Cosette’e markete gitmek, odaları, avluyu ve sokağı süpürmek, bulaşıkları yıkamak, hatta yük taşımak gibi işler verilmişti. Thénardier’ler, Montreuil-sur-Mer’deki annesinden daha az para almaya başladıklarında, bunu yapmalarının daha da haklı olduğunu düşünmeye başladılar. Birkaç ay ödeme gecikti.
Eğer bu anne, üç yılın sonunda Montfermeil’e geri dönseydi, çocuğunu tanıyamazdı. Cosette, eve geldiğinde ne kadar güzel ve taze bir çocuktu; şimdi ise zayıf ve solgun, endişeli bir havaya bürünmüş durumdaydı. “Sinsice!” diyorlardı Thénardier’ler.
Haksızlık onu hırçınlaştırmış, sefalet ise onu çirkinleştirmişti. Geriye sadece büyük gözleri kalmıştı, ama onlar da acı veriyordu, çünkü ne kadar büyüklerse, içinde o kadar fazla üzüntü olduğu hissediliyordu.

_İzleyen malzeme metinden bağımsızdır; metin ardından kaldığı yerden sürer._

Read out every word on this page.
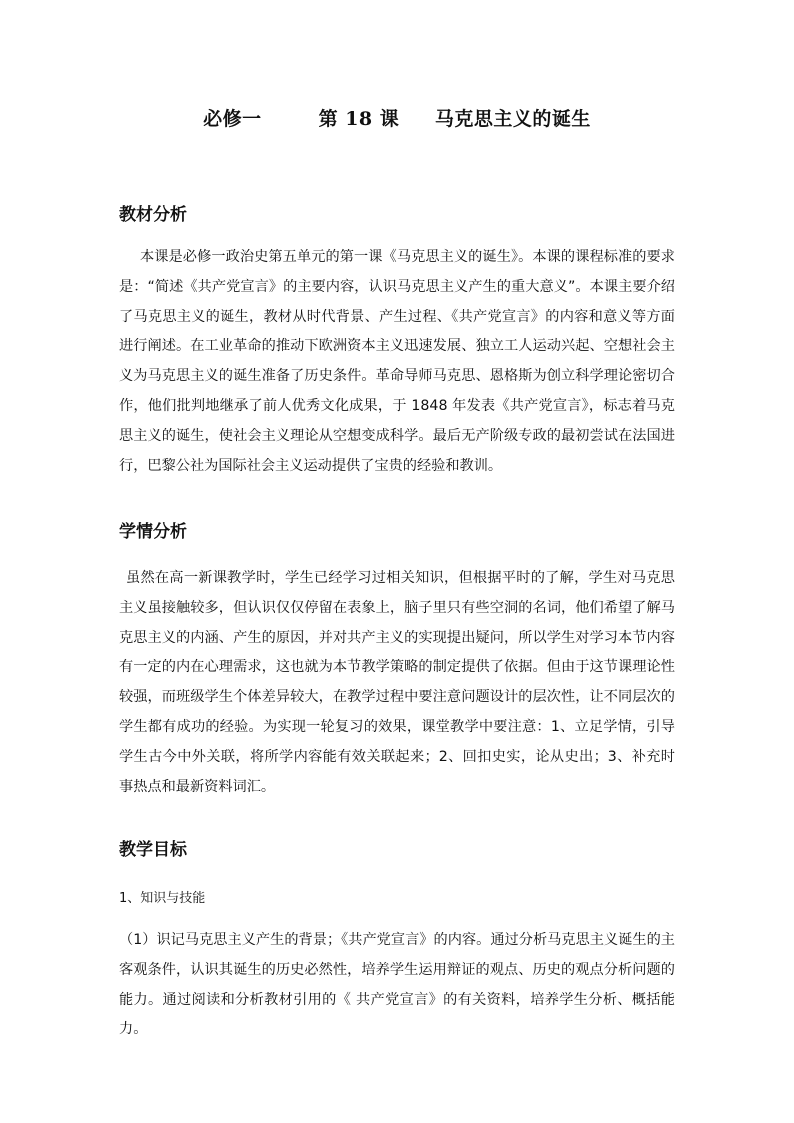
必修一        第 18 课     马克思主义的诞生
教材分析
本课是必修一政治史第五单元的第一课《马克思主义的诞生》。本课的课程标准的要求是：“简述《共产党宣言》的主要内容，认识马克思主义产生的重大意义”。本课主要介绍了马克思主义的诞生，教材从时代背景、产生过程、《共产党宣言》的内容和意义等方面进行阐述。在工业革命的推动下欧洲资本主义迅速发展、独立工人运动兴起、空想社会主义为马克思主义的诞生准备了历史条件。革命导师马克思、恩格斯为创立科学理论密切合作，他们批判地继承了前人优秀文化成果，于 1848 年发表《共产党宣言》，标志着马克思主义的诞生，使社会主义理论从空想变成科学。最后无产阶级专政的最初尝试在法国进行，巴黎公社为国际社会主义运动提供了宝贵的经验和教训。
学情分析
虽然在高一新课教学时，学生已经学习过相关知识，但根据平时的了解，学生对马克思主义虽接触较多，但认识仅仅停留在表象上，脑子里只有些空洞的名词，他们希望了解马克思主义的内涵、产生的原因，并对共产主义的实现提出疑问，所以学生对学习本节内容有一定的内在心理需求，这也就为本节教学策略的制定提供了依据。但由于这节课理论性较强，而班级学生个体差异较大，在教学过程中要注意问题设计的层次性，让不同层次的学生都有成功的经验。为实现一轮复习的效果，课堂教学中要注意：1、立足学情，引导学生古今中外关联，将所学内容能有效关联起来；2、回扣史实，论从史出；3、补充时事热点和最新资料词汇。
教学目标
1、知识与技能
（1）识记马克思主义产生的背景；《共产党宣言》的内容。通过分析马克思主义诞生的主客观条件，认识其诞生的历史必然性，培养学生运用辩证的观点、历史的观点分析问题的能力。通过阅读和分析教材引用的《 共产党宣言》的有关资料，培养学生分析、概括能力。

Kışın, henüz altı yaşına bile girmemiş bu zavallı çocuğu görmek içler acısıydı. Eski, delik deşik bezlere sarınmış, küçük elleri kırmızı, büyük gözlerinde bir damla yaşla, sabahın erken saatlerinde sokakları süpürüyordu.
Köyde ona Alouette derlerdi. Halk, simgeleri sever, bu yüzden bu küçük varlık, bir kuş kadar küçük, titrek, ürkek ve üşüyen, her sabah evin ve köyün ilk uyananı olan bu çocuğa Alouette adı verilmişti. Her zaman sokakta ya da tarlada, gün doğmadan önceydi.
Ama zavallı Alouette hiç şarkı söylemezdi.